3. Une décisive contribution au cubisme
La géométrisation qu'introduisent les Demoiselles d'Avignon s'accentue sous la forme d'une fragmentation (Usine à Horta de Ebro,, 1909 ; Tête de femme, bronze, id.) et aboutit, en symbiose avec les travaux de Braque, à l'avènement du cubisme.
Figures et natures mortes confirment l'éclatement des volumes menant à une structuration par plans et à une vision globale de la toile (Portrait de Kahnweiler, 1910). On est alors aux limites de l'abstraction, avec des couleurs réduites à des camaïeux bruns et gris, avec des formes ramenées à quelques signes – typiques de la phase du cubisme dit « hermétique »
Le problème des rapports avec la réalité trouve chez Picasso des solutions nouvelles qu'apportent, dès 1911, l'introduction de chiffres, de lettres ou de mots dans l'espace pictural, puis l'intégration à celui-ci d'éléments réels tels que des morceaux de journaux ou de papier peint, ou encore des imitations de bois (Nature morte à la chaise cannée, 1912). Les papiers collés, qui accordent une grande place à la couleur, de même que les assemblages d'éléments en bois et en métal (Bouteille de Bass, verre et journal, 1914.) proposent une approche synthétique des objets usuels du répertoire cubiste (bouteille, verre, guitare, etc.).
4. Accomplissement d'un art protéiforme
Une autre période s'ouvre lorsque Picasso, à la faveur d'un séjour à Rome, collabore avec Serge de Diaghilev pour les décors et costumes de plusieurs ballets (dont Parade, 1917, et Pulcinella, 1920). Il s'oriente partiellement vers une peinture volontiers antiquisante et monumentale (la Flûte de Pan, 1923).
Dans le même temps, l'expérience cubiste, loin d'être oubliée (les Trois Musiciens, 1921), connaît des prolongements multiples, voire contradictoires : de la désarticulation des formes naissent, sous l'influence surréaliste, aussi bien la beauté « convulsive » invoquée par André Breton (la Danse, 1925) que l'érotisme violent issu de ses propres fantasmes (Figures au bord de la mer, 1931). Cette stylisation se retrouve, d'une part, dans les constructions en fer semi-abstraites exécutées à partir de 1928-1929 avec l'aide de Julio González et, d'autre part, dans les têtes et bustes de femmes, tout en rondeurs, de 1932-1933.

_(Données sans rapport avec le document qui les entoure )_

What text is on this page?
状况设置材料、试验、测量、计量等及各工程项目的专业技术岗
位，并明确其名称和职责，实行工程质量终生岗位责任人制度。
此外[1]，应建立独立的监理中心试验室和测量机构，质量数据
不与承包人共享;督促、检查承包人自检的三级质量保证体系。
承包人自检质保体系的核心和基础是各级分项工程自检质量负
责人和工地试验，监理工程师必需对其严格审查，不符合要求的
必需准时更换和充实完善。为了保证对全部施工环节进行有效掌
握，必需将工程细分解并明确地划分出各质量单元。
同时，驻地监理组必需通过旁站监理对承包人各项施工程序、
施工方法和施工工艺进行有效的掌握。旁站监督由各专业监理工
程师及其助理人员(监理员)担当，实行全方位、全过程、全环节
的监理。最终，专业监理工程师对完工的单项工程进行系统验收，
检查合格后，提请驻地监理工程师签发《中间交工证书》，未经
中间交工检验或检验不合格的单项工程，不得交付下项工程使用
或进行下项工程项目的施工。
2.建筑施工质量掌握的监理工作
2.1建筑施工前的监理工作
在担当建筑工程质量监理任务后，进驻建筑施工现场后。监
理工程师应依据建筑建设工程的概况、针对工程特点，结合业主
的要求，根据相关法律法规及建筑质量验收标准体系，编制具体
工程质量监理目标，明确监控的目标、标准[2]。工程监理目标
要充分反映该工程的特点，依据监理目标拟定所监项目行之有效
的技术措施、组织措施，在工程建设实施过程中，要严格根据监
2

5. La présence de l'Espagne
L'Espagne ne cesse pas de hanter un artiste qui traite abondamment de la corrida (la Mort du torero, 1933). Dans le contexte de la guerre civile qui meurtrit le pays, Picasso accentue les déformations de ses sujets (Femmes dans un intérieur, 1936) et s'éveille au militantisme dénonciateur (Guernica, 1937). Au cours de la Seconde Guerre mondiale, qu'il passe à Paris, son expression se fait encore plus angoissée (Nature morte au crâne de bœuf, 1942) ou retrouve, avec une facture classique, un pathétique intemporel (l'Homme au mouton, bronze, 1944).
6. Les variations à la lumière du Midi
L'engagement d'un homme qui déclare avoir fait de la peinture « en véritable révolutionnaire » se concrétise par son adhésion au Parti communiste en 1944. Dans le Midi méditerranéen où il choisit de vivre, Picasso donne libre cours à son espoir d'un monde délivré de la guerre (la Joie de vivre, 1946 ; la Guerre et la Paix, 1952).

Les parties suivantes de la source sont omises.